DELETE FROM nopk WHERE modified_time > '2022-01-13'
If a statement like the above matched 500 rows and the table had a million rows altogether, the row based replication format would contain 500 individual delete operations and the target server needed to do sequential scan over the one million rows for each of the individual deletions, which could take tens of minutes. If the table had a primary key, the same statement would likely be replicated in under a second.
Replication use in Aiven for MySQL#
The considerations presented on the Replication overview section are not only valid for services that actually have standby nodes or read-only replicas. Whenever the Aiven management platform needs to create a new node for a service, the node is first initialized from backup to most recent backed up state. This includes applying the full replication stream that has been created after the most recent full base backup. Once the latest backed up state has been restored the node will connect to the current master, if available, and replicate latest state from that, which is also affected by possible replication slowness.
When new nodes are created, it needs to perform replication and having large tables without primary keys may make operations such as replacing failed nodes, upgrading service plan, migrating service to a different cloud provider or region, starting up new read-only replica service, forking a service, and some others to take extremely long time or depending on the situation practically not complete at all without manual operator intervention (e.g. new read-only replica might never be able to catch up with existing master because replication is too slow).
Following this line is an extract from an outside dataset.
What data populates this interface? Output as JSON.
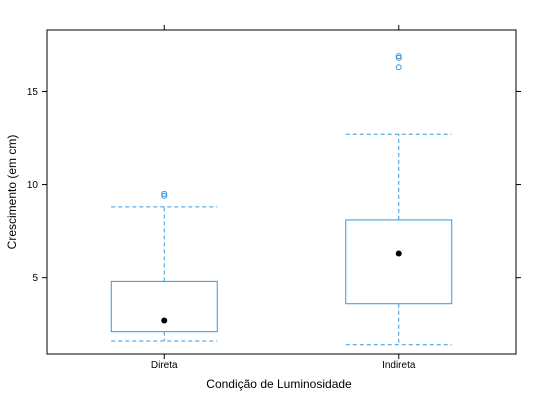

To work around these issues Aiven operations people may need to resort to operations such as temporarily making master
read only or promoting a replacement server before it has fully applied the replication stream, resulting in data loss.
To make the service operate correctly and avoid such drastic measures you should ensure the primary keys exist for any tables that are not trivially small. You can check the article how to create missing primary keys to ensure primary keys exists in your Aiven for MySQL service.